3.6. Invero, nello svolgere la sua motivazione, la Commissione, sulla scorta delle erronee premesse in diritto, oggetto delle censure prima esaminate sub 2.1. e ss, ed accolte, si è limitata ad una disamina dei fatti parcellizzata, formale ed anche astratta. In particolare la Commissione ha trascurato di valutare se ricorresse nel caso in esame un uso distorto di strumenti giuridici per altro verso leciti, ma soprattutto non ha individuato gli elementi di fatto concreti e specifici in ragione dei quali ha ritenuto che l’operazione avesse una sua precisa ragione economica diversa dal risparmio fiscale;

segnatamente non ha spiegato, valutandola nel complesso, perchè ha ritenuto l’operazione positiva per i risultati economici della società e dell’Erario (fol.7 della sentenza impugnata), perchè ha considerato giustificato il rilevante fabbisogno di liquidità della società e sulla scorta di quali specifiche esigenze economiche e di quali attività imprenditoriali.

3.7. Va evidenziato, in particolare, che la Commissione ha riferito che la società ogni anno distribuiva utili, ma non ha chiarito se ciò avveniva sempre nella importante misura dell’operazione in contestazione; ha escluso la rilevanza della mancanza del piano di sviluppo che giustificasse l’emissione del prestito obbligazionario, limitandosi ad una pronuncia formale, ma non ha indicato ed adeguatamente illustrato, come sarebbe stato suo onere, gli elementi di fatto del caso concreto sulla scorta dei quali è giunta a escludere l’intento elusivo dell’operazione; ha sostenuto, in modo apparentemente ipotetico che l’emissione del prestito aveva portato ad una riduzione di tre punti del tasso di indebitamento, poichè manca l’indicazione di elementi concreti e specifici, che consenta di escludere che il passaggio motivazionale sia frutto di una considerazione meramente astratta o generale.

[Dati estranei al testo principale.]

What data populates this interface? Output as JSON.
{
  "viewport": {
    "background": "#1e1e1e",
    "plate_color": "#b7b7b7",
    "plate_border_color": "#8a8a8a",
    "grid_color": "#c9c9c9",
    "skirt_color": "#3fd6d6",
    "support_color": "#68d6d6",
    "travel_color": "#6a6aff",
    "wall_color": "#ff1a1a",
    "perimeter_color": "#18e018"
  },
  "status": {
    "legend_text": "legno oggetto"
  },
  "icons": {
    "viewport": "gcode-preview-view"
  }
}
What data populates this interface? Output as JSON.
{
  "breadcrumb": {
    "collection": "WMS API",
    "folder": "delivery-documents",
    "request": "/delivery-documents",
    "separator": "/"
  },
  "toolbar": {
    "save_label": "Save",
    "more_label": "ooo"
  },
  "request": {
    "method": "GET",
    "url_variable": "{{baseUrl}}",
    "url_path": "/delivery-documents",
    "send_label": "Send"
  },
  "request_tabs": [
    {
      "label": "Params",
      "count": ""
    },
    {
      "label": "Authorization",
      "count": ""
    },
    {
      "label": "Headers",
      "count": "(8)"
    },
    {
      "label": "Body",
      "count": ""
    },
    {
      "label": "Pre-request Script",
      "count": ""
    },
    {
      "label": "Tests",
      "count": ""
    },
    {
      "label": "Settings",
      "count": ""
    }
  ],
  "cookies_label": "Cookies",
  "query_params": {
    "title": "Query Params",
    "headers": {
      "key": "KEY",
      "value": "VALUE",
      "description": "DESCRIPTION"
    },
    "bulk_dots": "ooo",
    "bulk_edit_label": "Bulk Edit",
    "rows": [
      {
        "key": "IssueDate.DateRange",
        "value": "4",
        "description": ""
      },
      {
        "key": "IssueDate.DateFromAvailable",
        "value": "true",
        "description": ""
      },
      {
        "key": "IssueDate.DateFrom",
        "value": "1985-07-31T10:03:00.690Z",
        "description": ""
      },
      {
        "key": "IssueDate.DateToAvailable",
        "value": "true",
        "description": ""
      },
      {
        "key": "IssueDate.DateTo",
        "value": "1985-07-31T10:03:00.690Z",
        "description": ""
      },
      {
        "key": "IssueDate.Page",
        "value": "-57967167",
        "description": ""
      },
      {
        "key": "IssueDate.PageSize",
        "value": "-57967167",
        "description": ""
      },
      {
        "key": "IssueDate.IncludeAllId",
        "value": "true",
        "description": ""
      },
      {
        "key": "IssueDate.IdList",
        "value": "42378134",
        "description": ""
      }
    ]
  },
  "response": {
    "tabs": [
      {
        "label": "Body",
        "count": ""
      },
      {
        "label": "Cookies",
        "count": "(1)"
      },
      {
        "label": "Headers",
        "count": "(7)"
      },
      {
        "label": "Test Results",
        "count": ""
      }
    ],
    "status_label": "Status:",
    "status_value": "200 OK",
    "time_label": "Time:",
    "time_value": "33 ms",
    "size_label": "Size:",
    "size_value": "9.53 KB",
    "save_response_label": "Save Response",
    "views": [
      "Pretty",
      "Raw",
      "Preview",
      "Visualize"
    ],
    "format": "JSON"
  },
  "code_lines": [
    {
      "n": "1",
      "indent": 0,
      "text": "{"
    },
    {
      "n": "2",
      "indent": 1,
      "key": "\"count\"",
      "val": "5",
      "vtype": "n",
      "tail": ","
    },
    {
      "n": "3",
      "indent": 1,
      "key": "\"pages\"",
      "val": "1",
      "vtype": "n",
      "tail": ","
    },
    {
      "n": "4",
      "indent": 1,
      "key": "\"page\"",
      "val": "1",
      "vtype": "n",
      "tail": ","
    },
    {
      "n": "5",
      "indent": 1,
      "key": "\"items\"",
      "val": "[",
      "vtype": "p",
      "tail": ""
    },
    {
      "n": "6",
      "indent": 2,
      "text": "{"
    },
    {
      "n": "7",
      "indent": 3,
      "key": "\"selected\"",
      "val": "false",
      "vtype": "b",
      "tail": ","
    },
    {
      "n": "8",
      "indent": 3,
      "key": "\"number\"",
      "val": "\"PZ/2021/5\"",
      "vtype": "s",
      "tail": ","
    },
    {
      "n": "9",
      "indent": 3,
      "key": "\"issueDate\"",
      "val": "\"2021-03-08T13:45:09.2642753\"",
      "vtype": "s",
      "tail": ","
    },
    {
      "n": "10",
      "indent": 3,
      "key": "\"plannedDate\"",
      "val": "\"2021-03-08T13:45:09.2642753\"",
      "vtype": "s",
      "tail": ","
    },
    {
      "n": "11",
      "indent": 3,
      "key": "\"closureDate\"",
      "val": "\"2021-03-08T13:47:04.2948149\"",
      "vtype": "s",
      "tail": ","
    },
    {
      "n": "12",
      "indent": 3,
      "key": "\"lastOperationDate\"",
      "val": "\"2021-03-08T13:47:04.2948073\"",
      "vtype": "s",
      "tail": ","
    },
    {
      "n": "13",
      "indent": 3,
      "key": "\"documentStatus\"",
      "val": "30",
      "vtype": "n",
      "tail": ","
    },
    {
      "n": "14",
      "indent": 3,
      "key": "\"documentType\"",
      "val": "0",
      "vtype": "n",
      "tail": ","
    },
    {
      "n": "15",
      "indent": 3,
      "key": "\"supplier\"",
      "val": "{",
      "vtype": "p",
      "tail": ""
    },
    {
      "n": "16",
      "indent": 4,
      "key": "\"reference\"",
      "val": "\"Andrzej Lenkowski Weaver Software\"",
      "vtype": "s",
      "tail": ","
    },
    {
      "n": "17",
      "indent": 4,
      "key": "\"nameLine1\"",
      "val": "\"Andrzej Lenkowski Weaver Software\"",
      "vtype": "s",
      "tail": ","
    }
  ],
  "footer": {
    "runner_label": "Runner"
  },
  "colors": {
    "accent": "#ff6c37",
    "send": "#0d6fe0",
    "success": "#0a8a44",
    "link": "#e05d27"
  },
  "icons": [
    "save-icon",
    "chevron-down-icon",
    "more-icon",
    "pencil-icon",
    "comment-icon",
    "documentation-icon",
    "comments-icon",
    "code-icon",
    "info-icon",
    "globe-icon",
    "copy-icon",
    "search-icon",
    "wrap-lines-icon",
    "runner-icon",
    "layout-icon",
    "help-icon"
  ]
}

A ciò va aggiunto che non è possibile evincere dalla motivazione, nè se già esisteva una pregressa esposizione debitoria, più onerosa, con gli istituti bancari, sostituita con il prestito obbligazionario, nè quale sia stata la causa della massiccia esigenza di liquidità e quando si sia manifestata, nè le circostanziate e concrete ragioni fondanti l’emissione del prestito, nè come quest’ultimo sia stato utilizzato nel programma imprenditoriale e, in particolare, se sia stato indirizzato al raggiungimento di specifici obiettivi economici, presumibilmente a lungo termine, trattandosi di un prestito decennale, con una adeguata individuazione degli stessi, elementi necessari per valutare in concreto la sussistenza di apprezzabili ragioni economiche dell’operazione diverse dal vantaggio fiscale.

4.1. Conclusivamente il ricorso va accolto su tutti i motivi; la sentenza impugnata va cassata e rinviata alla CTR della Lombardia in altra composizione che dovrà attenersi ai principi di diritto prima espressi e riesaminare alla luce degli stessi tutti gli elementi di fatto prima ripercorsi sottoposti al suo vaglio, nonchè statuire sulle spese del presente giudizio.

4.2. Resta assorbita dalla cassazione della sentenza e dal rinvio al secondo gudice, la richiesta della controricorrente, in via subordinata, di disapplicazione delle sanzioni ex D.Lgs. n. n. 546 del 1992, art. 8.

PQM

La Corte di Cassazione, accoglie il ricorso su tutti i motivi;

cassa la sentenza impugnata e rinvia alla CTR della Lombardia in altra composizione per il riesame e la statuizione sulle spese del giudizio di legittimità.

Così deciso in Roma, nella Camera di consiglio, il 15 marzo 2016.